Terkejut oleh suara tiba-tiba di belakangku, aku terlonjak—begitu pula Yui, yang berdiri tepat di sana.

Kami berdua tersentak mundur, mata terbelalak, membeku sesaat.

Lalu Yui segera tersadar, wajahnya memerah karena marah dan menundukkan kepala sambil melambaikan tangannya.

“M-Maaf…! Aku sudah mengirimimu pesan, tapi kamu tidak membalas, jadi kupikir lebih cepat kalau aku datang saja…”

“Hah? Ah, ma-maaf, aku benar-benar melewatkannya…”

Masih berusaha menenangkan jantungku yang berdebar kencang, aku memeriksa ponselku. Benar saja, Yui telah mengirimiku pesan.

Stempel waktunya menunjukkan pesan itu dikirim sesaat sebelum Kei pergi. Saat membuka pesan itu, saya melihat isinya tentang obral kilat khusus di supermarket terdekat.

“Aku lihat mereka mengadakan acara diskon besar-besaran mulai jam empat hari ini, dan kupikir kau akan senang mengetahuinya, jadi aku tidak bisa diam saja… Maaf aku membuatmu takut.”

Tersipu dan tampak malu, dia menatapku seperti anak kecil yang ketahuan berbuat nakal—bersalah tetapi berharap dimaafkan.

Ekspresi imutnya dan alasan yang sangat membumi di balik kegembiraannya membuatku tertawa terbahak-bahak.

“Nah, aku senang. Terima kasih sudah datang jauh-jauh untuk memberitahuku.”

Sementara aku terus-terusan memikirkan apakah ini kencan, Yui justru melakukan hal yang biasa dilakukannya—memeriksa promo supermarket. Pikiran itu membuatku merasa lega, seolah-olah ketegangan di bahuku lenyap.

“Aku senang kamu bahagia, Naomi. Itu juga membuatku bahagia.”

Mendengar jawabanku, Yui tersenyum bangga dan ceria lalu mengangguk tegas.

Saya memeriksa jam—pukul 3:30 sore. Tepat untuk penjualan yang ditemukannya.

“Baiklah kalau begitu… karena kita sudah di sini, mari kita perbanyak persediaan.”

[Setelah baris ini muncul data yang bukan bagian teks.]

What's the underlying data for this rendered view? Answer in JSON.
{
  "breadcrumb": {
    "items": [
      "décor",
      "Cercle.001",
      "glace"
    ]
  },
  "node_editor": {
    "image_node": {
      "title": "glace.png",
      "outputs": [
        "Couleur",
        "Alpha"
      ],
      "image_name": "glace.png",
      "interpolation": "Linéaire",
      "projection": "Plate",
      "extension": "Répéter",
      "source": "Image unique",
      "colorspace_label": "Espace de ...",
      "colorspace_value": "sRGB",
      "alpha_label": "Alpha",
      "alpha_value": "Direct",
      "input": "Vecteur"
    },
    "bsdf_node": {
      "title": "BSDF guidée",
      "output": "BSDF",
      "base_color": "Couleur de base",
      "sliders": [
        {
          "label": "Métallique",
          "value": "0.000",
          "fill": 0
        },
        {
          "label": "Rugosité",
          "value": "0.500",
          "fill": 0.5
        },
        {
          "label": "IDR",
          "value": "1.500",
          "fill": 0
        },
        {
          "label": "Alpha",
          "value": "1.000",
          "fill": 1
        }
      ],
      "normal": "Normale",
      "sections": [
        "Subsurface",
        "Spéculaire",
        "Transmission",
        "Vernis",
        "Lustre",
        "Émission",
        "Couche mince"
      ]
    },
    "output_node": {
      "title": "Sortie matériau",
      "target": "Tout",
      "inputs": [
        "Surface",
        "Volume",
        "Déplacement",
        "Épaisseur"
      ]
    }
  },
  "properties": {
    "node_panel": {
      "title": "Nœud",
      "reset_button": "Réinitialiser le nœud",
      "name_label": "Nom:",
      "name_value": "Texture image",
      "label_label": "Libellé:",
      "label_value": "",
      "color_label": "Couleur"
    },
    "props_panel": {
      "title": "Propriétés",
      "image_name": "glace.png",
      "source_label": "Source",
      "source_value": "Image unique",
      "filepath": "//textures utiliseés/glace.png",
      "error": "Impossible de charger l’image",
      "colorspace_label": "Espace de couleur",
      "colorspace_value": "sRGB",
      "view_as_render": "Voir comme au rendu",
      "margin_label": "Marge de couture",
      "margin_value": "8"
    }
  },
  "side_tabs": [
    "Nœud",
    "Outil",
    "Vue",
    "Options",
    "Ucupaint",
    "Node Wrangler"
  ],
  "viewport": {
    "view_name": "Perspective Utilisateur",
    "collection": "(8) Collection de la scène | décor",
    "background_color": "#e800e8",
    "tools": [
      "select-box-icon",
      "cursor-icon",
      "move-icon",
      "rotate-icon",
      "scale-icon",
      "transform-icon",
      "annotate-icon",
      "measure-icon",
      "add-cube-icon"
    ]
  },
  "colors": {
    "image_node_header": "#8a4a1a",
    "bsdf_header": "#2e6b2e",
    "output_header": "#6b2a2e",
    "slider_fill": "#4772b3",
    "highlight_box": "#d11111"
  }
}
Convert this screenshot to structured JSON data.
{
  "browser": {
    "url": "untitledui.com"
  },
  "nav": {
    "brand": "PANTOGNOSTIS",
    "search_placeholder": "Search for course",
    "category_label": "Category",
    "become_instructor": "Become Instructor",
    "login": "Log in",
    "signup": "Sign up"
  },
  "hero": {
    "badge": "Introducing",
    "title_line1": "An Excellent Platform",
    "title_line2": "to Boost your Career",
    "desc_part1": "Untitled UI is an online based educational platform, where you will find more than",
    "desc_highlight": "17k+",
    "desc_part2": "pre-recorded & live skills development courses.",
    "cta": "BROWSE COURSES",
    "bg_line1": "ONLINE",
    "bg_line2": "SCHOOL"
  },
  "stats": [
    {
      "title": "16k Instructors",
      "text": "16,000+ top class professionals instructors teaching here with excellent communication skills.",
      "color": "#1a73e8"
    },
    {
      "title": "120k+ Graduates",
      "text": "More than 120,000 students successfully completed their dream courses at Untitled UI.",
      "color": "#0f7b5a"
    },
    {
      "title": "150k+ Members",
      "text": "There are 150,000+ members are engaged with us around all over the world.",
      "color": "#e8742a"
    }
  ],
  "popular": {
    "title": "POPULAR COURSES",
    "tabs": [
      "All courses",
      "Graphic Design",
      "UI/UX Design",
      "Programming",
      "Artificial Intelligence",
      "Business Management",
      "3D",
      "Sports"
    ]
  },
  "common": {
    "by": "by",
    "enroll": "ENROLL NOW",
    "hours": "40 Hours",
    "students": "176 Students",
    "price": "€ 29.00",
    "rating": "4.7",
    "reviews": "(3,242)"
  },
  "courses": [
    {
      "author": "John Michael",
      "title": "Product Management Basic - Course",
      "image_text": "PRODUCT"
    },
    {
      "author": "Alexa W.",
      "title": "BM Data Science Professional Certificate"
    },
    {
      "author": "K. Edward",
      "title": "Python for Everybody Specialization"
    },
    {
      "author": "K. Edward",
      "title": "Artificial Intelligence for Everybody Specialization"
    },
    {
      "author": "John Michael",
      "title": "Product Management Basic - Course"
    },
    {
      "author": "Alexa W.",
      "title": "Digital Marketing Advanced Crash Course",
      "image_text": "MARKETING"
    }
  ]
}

“Iya! Kalau nggak muat, kamu bisa pakai kulkasku juga, oke?”

“Ah—sebelum itu, bolehkah aku bertanya sesuatu sebentar?”

Tepat saat dia hendak melompat keluar pintu karena kegirangan, saya berteriak untuk menghentikannya.

Dia memiringkan kepalanya dengan rasa ingin tahu, dan saya mengulurkan tiket yang ada di atas meja dan bertanya tentang rencananya untuk akhir pekan berikutnya.

◇ ◇ ◇

 

“Villiers, kamu mau ke festival kembang api sama Katagiri akhir pekan depan, kan? Kayaknya, mau kencan deh?”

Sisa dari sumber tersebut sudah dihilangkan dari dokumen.